Someone recently asked me if I was dreading the back-to-school routine. I paused and then thought of all of the bickering, yelling, and general air of crankiness that has been in the house and swirling around my three kids for the last few weeks. Mentally I compared getting ready for school versus getting ready for summer day camp mornings, and determined that summer is worse. MUCH WORSE. I quickly evaluated how the summer bedtime routine stacks up against the school year’s evening ritual. Summer bedtimes are worse too.
So, no, I don’t dread sending them back to school. I dread their inability to handle the summer heat.
My kids cannot handle hot temperatures. I’m not talking about extreme temperatures that make them unsafe—of course, I keep them hydrated and protected when the heat index gets too high. I am referring to the fact they can’t keep their shit together when they get too warm or are even slightly uncomfortable. For the last month, my 8-year-old has been extra mouthy and aggressive. My 6-year-old twins have been whinier and needier and refuse to listen. My kids (and I don’t use this phrase lightly) have been dumpster fires since school has ended.
I wondered if they are just sensitive to heat or maybe it has to do with the fact that they were born and raised in northern Vermont. If temperatures are above freezing, then their hats and mittens are off. During the cool spring days of highs between 40 and 50 degrees, my kids will venture outside in shorts and flip flops. Sunny and 60 is hot to them. Apparently, if temps soar to 75 and above, the boxing gloves come off too because they are cranky and agitated to the point of taking it out on everyone else through yelling, hitting, and not so passive-aggressive confrontations.
It turns out that their behavior is right on par with scientific data that supports the theory that heat makes people aggressive.
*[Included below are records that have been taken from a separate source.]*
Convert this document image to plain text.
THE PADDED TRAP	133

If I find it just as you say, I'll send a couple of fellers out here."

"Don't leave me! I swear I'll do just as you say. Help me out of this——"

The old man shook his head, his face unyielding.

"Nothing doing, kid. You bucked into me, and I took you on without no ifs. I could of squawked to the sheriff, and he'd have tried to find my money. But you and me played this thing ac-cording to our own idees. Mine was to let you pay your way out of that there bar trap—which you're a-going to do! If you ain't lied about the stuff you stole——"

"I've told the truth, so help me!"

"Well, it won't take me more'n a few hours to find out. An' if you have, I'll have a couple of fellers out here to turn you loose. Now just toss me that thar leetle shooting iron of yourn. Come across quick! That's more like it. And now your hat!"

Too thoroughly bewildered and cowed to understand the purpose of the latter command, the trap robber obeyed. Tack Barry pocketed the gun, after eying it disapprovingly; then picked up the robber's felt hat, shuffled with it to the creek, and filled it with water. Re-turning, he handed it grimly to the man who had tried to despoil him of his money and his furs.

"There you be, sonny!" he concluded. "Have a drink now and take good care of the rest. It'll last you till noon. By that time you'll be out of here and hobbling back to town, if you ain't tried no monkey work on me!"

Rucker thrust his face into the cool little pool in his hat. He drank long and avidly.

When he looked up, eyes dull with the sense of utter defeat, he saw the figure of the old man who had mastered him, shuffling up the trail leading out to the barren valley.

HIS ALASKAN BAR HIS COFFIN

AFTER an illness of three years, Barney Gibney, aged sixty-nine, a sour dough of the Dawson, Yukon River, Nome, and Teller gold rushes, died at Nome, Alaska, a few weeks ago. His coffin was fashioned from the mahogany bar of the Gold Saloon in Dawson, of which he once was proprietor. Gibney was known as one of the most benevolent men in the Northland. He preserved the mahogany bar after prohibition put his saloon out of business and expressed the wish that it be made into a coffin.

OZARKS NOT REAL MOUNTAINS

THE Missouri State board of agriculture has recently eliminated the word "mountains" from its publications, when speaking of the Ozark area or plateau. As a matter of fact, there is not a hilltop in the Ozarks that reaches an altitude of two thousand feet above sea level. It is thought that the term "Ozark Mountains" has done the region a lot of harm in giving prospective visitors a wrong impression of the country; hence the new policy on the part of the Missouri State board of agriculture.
When I saw a headline from the Washington Post that read “Two new studies warn that a hotter world will be a more violent one,” I joked that this must be why my kids won’t stop fighting with one another. Then I read the article and realized I wasn’t wrong. The article highlighted a new study done by the National Bureau of Economic Research which looked at the correlation between daily temperatures and violent crime in Los Angeles from 2010 to 2017. The study found, “On average, overall crime increases by 2.2% and violent crime by 5.7% on days with maximum daily temperatures above 85 degrees Fahrenheit (29.4° C) compared to days below that threshold.”
In 2018, The New York Times used the National Oceanic and Atmospheric Administration to look at daily shooting data in 10 cities and compared the shootings based on temperature. In 9 out of the 10 cities, as temperatures rose, so did the number of shootings.
Okay, I admit to going to the extreme with my proof of heat and violence correlation when it comes to talking about my kids’ constant fighting and general state of displeasure. They don’t have access to weapons, but I have had a toothbrush thrown at me recently.
In controlled studies where participants were subjected to temperatures in the high 80s, more data confirmed that heat makes people aggressive. Psychology Today reports, “Most of these studies placed individuals in situations where they could behave aggressively, often by administering electric shocks to another person.” Participants did not know the shocks were not real, but findings indicated that as the temperatures went up so did the likelihood of one person “shocking” another.
The heat also makes people less helpful, especially in a crowd. Even after an experiment is over, people were less willing to lend a hand. I thought my kids were just being jerks (which they kind of are), but they are essentially those people who honk their horns when they are forced to stop at a red light and don’t have AC in the car.
My kids are like most people who are exposed to heat: sweaty, irritated assholes who seem to enjoy being as unbearable as the heat they can’t stand. I get it. Their bodies are working harder to stay cool and they aren’t sleeping as well so they are more likely to be tired and grouchy. Mild dehydration can cause irritability too. And if the heat is mixed with humidity, their sweaty little bodies stay damp, and a sweaty back at bedtime is enough to cause a full-body tantrum with clothes being thrown across the room.
The heat doesn’t usually bother me in the same way. I love to run in hot temps. I do heated yoga and love warm summer nights. But by association, the heat makes me cranky too … because it’s really hard to soak in the sun when my kids become unreasonable puddles of sweat, tears, and demands for air conditioning.